Yeni varyantların çıkmasında aşı adaletsizliğinin büyük bir etken olduğuna işaret eden Hasanoğlu, şunları söyledi:

"Dünya Sağlık Örgütü, 2021 yılı itibariyle Covax programıyla 2 milyar aşıyı dünyadaki ülkelere dağıtacağını duyurmuştu. Ama ne yazık ki ülkelerin sözlerini tutmamaları, özellikle Güney Afrika'da aşılanma oranlarının çok düşük kalmasına neden oldu. Örneğin 2021 Eylül ayına kadar DSÖ, kendisine üye olan ülkelerdeki nüfusun en az yüzde 10'una tek doz aşı yapılmasını hedeflerken biz bugün Afrika'da bu oranın yüzde 2 de kaldığını görüyoruz. Yani Afrika'nın sadece yüzde ikisi, o da tek doz aşıya ulaşabildi. Bu oldukça düşük bir oran. Böyle olduğu için yeni varyantlar kaçınılmaz oluyor. Yoksul ülkelerde aşı adaletsizliği ortaya çıkıyor. Örneğin sağlık çalışanları açısından baktığımızda Afrika'daki sağlık çalışanlarının, doktorların yalnızca yüzde 27'sinin aşılandığını biliyoruz IPA olarak yaptığımız toplantılardan. Yüksek risk grubu olan sağlık çalışanlarının dahi, üçte birinden daha az azı aşıya ulaşabilmiş durumda."

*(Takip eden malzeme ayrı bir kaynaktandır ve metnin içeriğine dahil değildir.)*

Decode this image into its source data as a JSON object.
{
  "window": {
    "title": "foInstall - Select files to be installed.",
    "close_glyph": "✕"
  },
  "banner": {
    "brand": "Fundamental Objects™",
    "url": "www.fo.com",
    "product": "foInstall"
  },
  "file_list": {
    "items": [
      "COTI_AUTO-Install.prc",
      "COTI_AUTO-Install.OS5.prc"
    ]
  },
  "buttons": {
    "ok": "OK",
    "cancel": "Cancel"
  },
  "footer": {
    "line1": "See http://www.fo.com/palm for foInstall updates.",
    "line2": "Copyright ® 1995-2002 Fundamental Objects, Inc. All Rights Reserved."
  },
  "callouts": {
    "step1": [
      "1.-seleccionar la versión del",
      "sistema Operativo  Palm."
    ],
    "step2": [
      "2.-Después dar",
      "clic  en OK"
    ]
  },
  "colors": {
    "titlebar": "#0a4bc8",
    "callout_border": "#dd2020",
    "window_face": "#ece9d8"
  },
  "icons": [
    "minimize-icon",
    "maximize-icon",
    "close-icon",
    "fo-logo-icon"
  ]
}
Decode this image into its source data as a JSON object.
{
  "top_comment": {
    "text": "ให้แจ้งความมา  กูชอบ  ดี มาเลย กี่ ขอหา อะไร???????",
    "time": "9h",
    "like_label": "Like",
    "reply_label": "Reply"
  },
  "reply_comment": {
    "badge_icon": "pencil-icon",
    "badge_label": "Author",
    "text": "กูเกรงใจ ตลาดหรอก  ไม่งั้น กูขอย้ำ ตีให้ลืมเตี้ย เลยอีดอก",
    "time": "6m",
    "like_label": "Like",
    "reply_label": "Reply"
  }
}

"Dünyada 56 ülke aşı pazarından dışlandı"

Dünya nüfusunun sadece yüzde 13'ünü oluşturan G7 ülkelerinin aşıların üçte birine sahip olmasının dünyanın diğer ülkeleri açısından oldukça endişe verici bir durum olduğunu vurgulayan Hasanoğlu, sözlerini şöyle noktaladı:

"Herkes güvende olmadan hiç kimse güvende değildir. İki yıl boyunca yaşadığımız pandemide bunu hep birlikte gördük. Örneğin Amerika ve Avrupa'daki ülkeler aşının etkinlik oranı, koruma oranı, bunları konuşurken daha uzaktaki Asya ve Afrika'daki ülkelerde yer alan gruplarımız, 'Bu aşı acaba bize bu yıl gelecek mi?' diye soruyorlar. O yüzden de Avrupa'daki ülkelerin sert önlemler alması, vatandaşlarına aşı zorunluluğu getirmesi tek başına yeterli bir çözüm değil. Esas önemli olan dünyadaki tüm insanların aşıya rahatça ulaşma imkanlarını sağlamak, yoksul ülkelere de aşı gitmesini sağlamak. Biz diğer ülkelere bunları ulaştıramazsak o zaman yoksul ülkelerde çıkan yeni varyantlar süreci uzatacak. Yani tek başımıza kendimizi korumamız yetmiyor. Dünyada 56 ülke, ki bunun 50 tanesi Afrika'da, aşı pazarından tamamen dışlanmış durumda. Yeni varyant da zaten Güney Afrika'da ortaya çıktı. Şu anda Güney Afrika'daki vaka sayılarına baktığımızda ise bir hafta içinde 5 katına çıktığını görüyoruz. Ümit ederiz ki Avrupa'daki ülkelerde ya da dünyanın geri kalanında bu hızlı yayılma devam etmez. Çünkü şu anda 30'dan fazla ülkede Omicron varyantı görülmüş durumda."